A little further research, though, conducted by live, truly
interactive telephone conversation with a lobbyist knowledgeable on the
issue in question, turned up the heartening intelligence that the
member of Congress actually was on my friend’s side. He had taken
concrete steps in support of her position. But his message didn’t quite
convey that his team understood her question.
This episode was followed in short order by a string of pearl jewelry
other e-mail encounters in my little universe whose common thread was
that the person on the other end didn’t quite answer my question. And
these others didn’t have the politician’s excuse for being cagey.
So much is done by e-mail so fast and so automatically that the
ostensible main goal of communication – information exchange – goes
unachieved.
Cases in point:
•Trying to check on the status of a subscription I had (I thought)

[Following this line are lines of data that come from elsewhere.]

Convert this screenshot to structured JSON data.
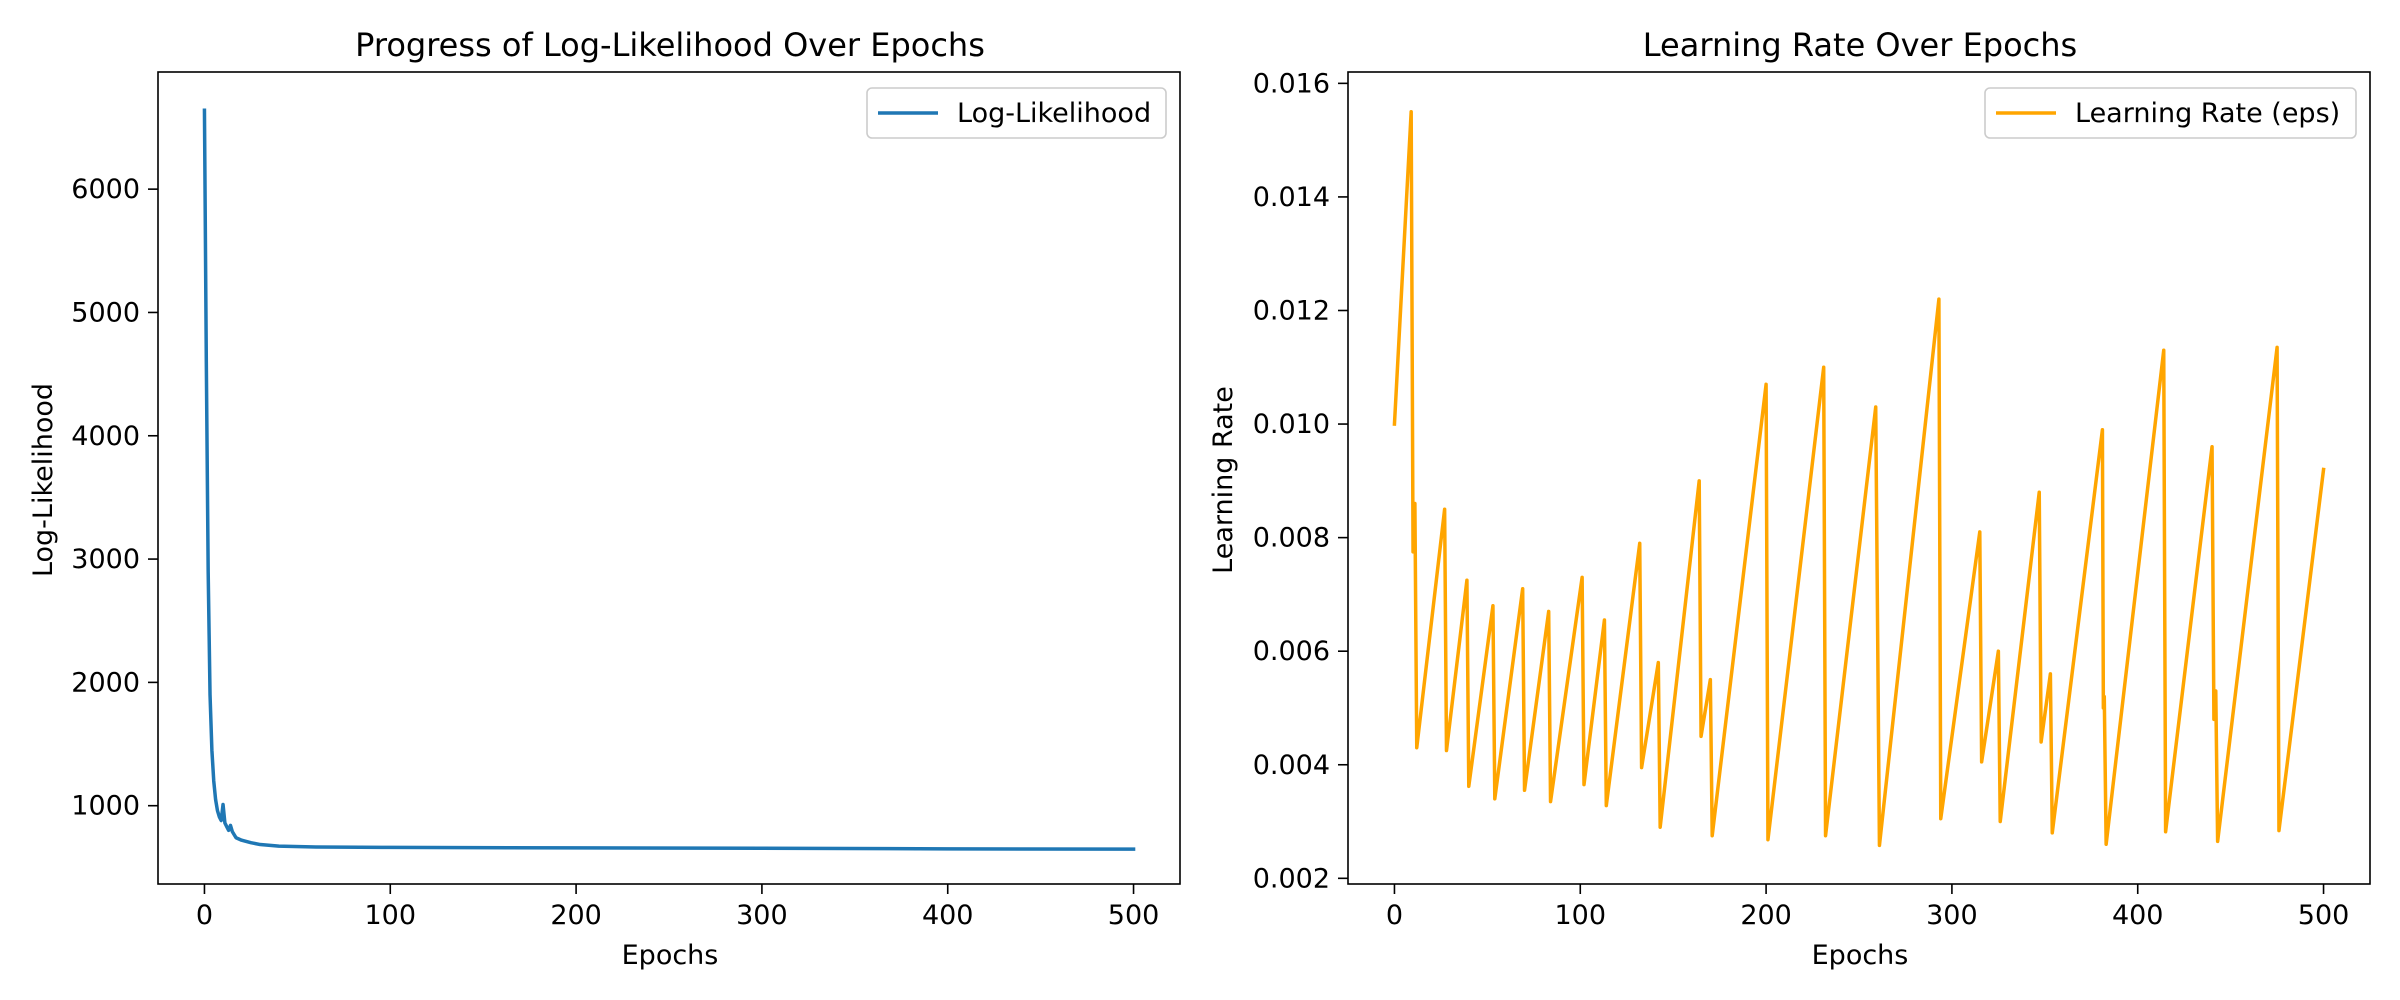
{
  "chart_data": [
    {
      "type": "line",
      "title": "Progress of Log-Likelihood Over Epochs",
      "xlabel": "Epochs",
      "ylabel": "Log-Likelihood",
      "xlim": [
        -25,
        525
      ],
      "ylim": [
        365,
        6950
      ],
      "xticks": [
        0,
        100,
        200,
        300,
        400,
        500
      ],
      "yticks": [
        1000,
        2000,
        3000,
        4000,
        5000,
        6000
      ],
      "grid": false,
      "legend_position": "top-right",
      "series": [
        {
          "name": "Log-Likelihood",
          "color": "#1f77b4",
          "points": [
            [
              0,
              6640
            ],
            [
              1,
              4600
            ],
            [
              2,
              2900
            ],
            [
              3,
              1900
            ],
            [
              4,
              1450
            ],
            [
              5,
              1200
            ],
            [
              6,
              1050
            ],
            [
              7,
              960
            ],
            [
              8,
              910
            ],
            [
              9,
              880
            ],
            [
              10,
              1010
            ],
            [
              11,
              860
            ],
            [
              12,
              830
            ],
            [
              13,
              800
            ],
            [
              14,
              840
            ],
            [
              15,
              790
            ],
            [
              17,
              740
            ],
            [
              20,
              720
            ],
            [
              25,
              700
            ],
            [
              30,
              685
            ],
            [
              40,
              672
            ],
            [
              60,
              665
            ],
            [
              100,
              662
            ],
            [
              200,
              658
            ],
            [
              300,
              655
            ],
            [
              400,
              650
            ],
            [
              500,
              648
            ]
          ]
        }
      ]
    },
    {
      "type": "line",
      "title": "Learning Rate Over Epochs",
      "xlabel": "Epochs",
      "ylabel": "Learning Rate",
      "xlim": [
        -25,
        525
      ],
      "ylim": [
        0.0019,
        0.0162
      ],
      "xticks": [
        0,
        100,
        200,
        300,
        400,
        500
      ],
      "yticks": [
        0.002,
        0.004,
        0.006,
        0.008,
        0.01,
        0.012,
        0.014,
        0.016
      ],
      "ytick_labels": [
        "0.002",
        "0.004",
        "0.006",
        "0.008",
        "0.010",
        "0.012",
        "0.014",
        "0.016"
      ],
      "grid": false,
      "legend_position": "top-right",
      "series": [
        {
          "name": "Learning Rate (eps)",
          "color": "#ffa500",
          "points": [
            [
              0,
              0.01
            ],
            [
              9,
              0.0155
            ],
            [
              10,
              0.00775
            ],
            [
              11,
              0.0086
            ],
            [
              12,
              0.0043
            ],
            [
              27,
              0.0085
            ],
            [
              28,
              0.00425
            ],
            [
              39,
              0.00725
            ],
            [
              40,
              0.00362
            ],
            [
              53,
              0.0068
            ],
            [
              54,
              0.0034
            ],
            [
              69,
              0.0071
            ],
            [
              70,
              0.00355
            ],
            [
              83,
              0.0067
            ],
            [
              84,
              0.00335
            ],
            [
              101,
              0.0073
            ],
            [
              102,
              0.00365
            ],
            [
              113,
              0.00655
            ],
            [
              114,
              0.00328
            ],
            [
              132,
              0.0079
            ],
            [
              133,
              0.00395
            ],
            [
              142,
              0.0058
            ],
            [
              143,
              0.0029
            ],
            [
              164,
              0.009
            ],
            [
              165,
              0.0045
            ],
            [
              170,
              0.0055
            ],
            [
              171,
              0.00275
            ],
            [
              200,
              0.0107
            ],
            [
              201,
              0.00268
            ],
            [
              231,
              0.011
            ],
            [
              232,
              0.00275
            ],
            [
              259,
              0.0103
            ],
            [
              261,
              0.00258
            ],
            [
              293,
              0.0122
            ],
            [
              294,
              0.00305
            ],
            [
              315,
              0.0081
            ],
            [
              316,
              0.00405
            ],
            [
              325,
              0.006
            ],
            [
              326,
              0.003
            ],
            [
              347,
              0.0088
            ],
            [
              348,
              0.0044
            ],
            [
              353,
              0.0056
            ],
            [
              354,
              0.0028
            ],
            [
              381,
              0.0099
            ],
            [
              381.5,
              0.005
            ],
            [
              382,
              0.0052
            ],
            [
              383,
              0.0026
            ],
            [
              414,
              0.0113
            ],
            [
              415,
              0.00282
            ],
            [
              440,
              0.0096
            ],
            [
              441,
              0.0048
            ],
            [
              442,
              0.0053
            ],
            [
              443,
              0.00265
            ],
            [
              475,
              0.01135
            ],
            [
              476,
              0.00284
            ],
            [
              500,
              0.0092
            ]
          ]
        }
      ]
    }
  ]
}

renewed online, I had clicked through the “concerns or questions” link
in an e-mail. The response came back quickly, repeating several points
in the original “time running out” message that had prompted my query
in the first place. But it didn’t answer my question.
•When I clicked through the “for more information” link on an
invitation to a local public meeting and asked how long the session was
expected to last, I got a biwa pearl
very prompt response – consisting of the retransmission of the original
invitation. It didn’t give a closing time the second time around either.
I’d almost rather see a message with an honest typo in it. Oops!
Maybe I shouldn’t say that! Maybe the people who create
customer-service e-mail systems will start incorporating a feature that
generates random typos. But until then, a typo is still an indication
that an actual live human has responded to, if not necessarily read, my
message.
A good public speaker may be addressing a vast audience but knows
how to make eye contact so that his listeners feel he’s speaking to
them as individuals. A not-so-good speaker leaves his audience feeling
he’s looking over their shoulders at someone else.
Good conversationalists take the points of their interlocutors and
repeat them in their own words, and move the dialogue forward. So do
good debaters. This is the standard we should expect in our written
communications, too.
Soon after the previous episodes, I was trying to reach at his
office someone whom I hadn’t been in touch with for years and whose
e-mail address I didn’t have. I found him online and saw I could reach
him through the “contact us” form on his firm’s website. But the form
included one of those little boxes in which random letters and numerals
float around like goldfish in too small a bowl. It’s called a akoya pearl CAPTCHA, I find. I was supposed to type in the letters and numerals to prove I’m not some kind of bot.
But hey, I know I’m a live human being. It’s you guys at the other
end I’m not so sure about. I think I’ll send a letter instead.